Inspiring data analysis
Robinson says his favourite comments by far are ones like this, by a programmer that said “I’ve never messed with R, but maybe I’ll get my hands dirty this weekend.”
“I’d much rather encourage people to develop data analysis skills than to get attention for my political conclusions. That’s why I included the code in the post, which is probably inaccessible to the vast majority of readers but could be helpful to data scientists and statisticians interested in the methodology.”
Helping others do text analysis
The open source software used to analyze Trump’s tweets is called tidytext, which Robinson co-authored with data scientist Julia Silge. “I care a lot about text mining in general,” he says, “especially developing tools that make the process easier for other data scientists. The analysis of the Trump tweets alone used R libraries including dplyr, purrr, twitteR, tidyr, lubridate, scales, ggplot2 and tidytext.
Now he is writing a book with Julia – Tidy Text Mining in R – that he says will include many examples of text analysis, including sentiment.
“She also did an awesome sentiment analysis of her own tweets, though that was before we collaborated on tidytext.”
Julia has written about using the software for sentiment analysis on the works of Jane Austen. A previous blog post by Robinson also outlines using sentiment analysis on Yelp reviews.
As for Trump?
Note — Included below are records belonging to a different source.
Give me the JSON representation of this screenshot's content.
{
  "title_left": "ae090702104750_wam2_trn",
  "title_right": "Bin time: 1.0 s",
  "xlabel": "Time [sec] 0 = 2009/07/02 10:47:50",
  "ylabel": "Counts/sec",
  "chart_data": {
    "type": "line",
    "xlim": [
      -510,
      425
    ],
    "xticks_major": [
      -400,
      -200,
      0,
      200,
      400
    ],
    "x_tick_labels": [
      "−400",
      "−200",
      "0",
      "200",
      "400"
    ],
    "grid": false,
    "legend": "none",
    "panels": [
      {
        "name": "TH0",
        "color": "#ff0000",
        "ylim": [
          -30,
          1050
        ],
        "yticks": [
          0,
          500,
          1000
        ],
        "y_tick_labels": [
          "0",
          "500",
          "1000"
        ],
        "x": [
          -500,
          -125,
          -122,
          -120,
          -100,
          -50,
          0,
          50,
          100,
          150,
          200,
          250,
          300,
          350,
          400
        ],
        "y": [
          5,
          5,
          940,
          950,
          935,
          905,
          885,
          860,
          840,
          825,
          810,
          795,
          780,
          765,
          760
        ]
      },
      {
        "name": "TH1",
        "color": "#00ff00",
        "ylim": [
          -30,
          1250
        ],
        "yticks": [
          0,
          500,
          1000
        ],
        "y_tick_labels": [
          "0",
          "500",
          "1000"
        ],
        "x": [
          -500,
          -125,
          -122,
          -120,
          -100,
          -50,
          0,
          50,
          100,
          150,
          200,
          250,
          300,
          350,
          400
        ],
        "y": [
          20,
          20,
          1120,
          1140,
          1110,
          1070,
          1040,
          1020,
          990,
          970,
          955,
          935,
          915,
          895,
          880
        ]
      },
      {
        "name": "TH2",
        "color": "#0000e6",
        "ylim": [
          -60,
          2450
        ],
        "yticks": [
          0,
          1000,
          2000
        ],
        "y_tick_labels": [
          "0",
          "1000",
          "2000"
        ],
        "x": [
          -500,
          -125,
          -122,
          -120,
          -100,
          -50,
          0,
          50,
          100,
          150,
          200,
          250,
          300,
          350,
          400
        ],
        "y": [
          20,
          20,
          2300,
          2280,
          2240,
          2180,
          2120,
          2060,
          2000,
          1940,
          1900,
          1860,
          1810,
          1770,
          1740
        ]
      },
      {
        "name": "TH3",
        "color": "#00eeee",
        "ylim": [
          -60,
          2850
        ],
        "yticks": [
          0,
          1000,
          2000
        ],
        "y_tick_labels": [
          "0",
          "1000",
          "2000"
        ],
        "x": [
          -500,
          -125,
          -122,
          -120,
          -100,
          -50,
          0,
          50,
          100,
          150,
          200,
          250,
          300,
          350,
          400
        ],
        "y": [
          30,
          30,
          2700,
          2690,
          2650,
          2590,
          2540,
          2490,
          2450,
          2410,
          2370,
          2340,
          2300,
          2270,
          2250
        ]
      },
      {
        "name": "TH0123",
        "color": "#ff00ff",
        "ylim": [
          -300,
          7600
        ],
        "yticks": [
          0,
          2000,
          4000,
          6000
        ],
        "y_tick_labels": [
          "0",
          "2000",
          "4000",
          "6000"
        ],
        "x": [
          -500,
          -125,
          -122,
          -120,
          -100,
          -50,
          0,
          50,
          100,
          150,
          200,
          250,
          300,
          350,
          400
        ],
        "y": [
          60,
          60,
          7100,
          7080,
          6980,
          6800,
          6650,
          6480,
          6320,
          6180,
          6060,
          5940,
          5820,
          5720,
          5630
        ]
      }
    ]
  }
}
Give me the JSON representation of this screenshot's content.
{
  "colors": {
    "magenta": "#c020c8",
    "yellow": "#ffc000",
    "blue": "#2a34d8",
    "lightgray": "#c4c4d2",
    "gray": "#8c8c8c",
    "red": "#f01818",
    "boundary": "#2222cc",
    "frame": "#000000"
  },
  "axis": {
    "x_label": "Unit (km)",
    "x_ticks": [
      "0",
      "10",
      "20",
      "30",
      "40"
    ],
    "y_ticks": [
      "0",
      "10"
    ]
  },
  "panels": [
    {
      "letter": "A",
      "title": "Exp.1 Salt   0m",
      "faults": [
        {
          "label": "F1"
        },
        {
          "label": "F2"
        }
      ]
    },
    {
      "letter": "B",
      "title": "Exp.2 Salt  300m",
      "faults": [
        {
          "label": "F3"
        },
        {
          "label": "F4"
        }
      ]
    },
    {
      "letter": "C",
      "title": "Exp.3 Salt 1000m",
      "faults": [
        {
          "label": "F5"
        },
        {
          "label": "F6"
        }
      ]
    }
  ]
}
Robinson couldn’t resist another experiment: “I’ve written a much more humorous (and stupid) application of Trump-related sentiment analysis, which is to annotate every sentence in Pride and Prejudice with a Trump-style declaration.”
A version of this interview was conducted as part of the author’s research project “Text data processing and analysis in data journalism. An exploration of tools, techniques and applications” at the MA in Online Journalism at Birmingham City University.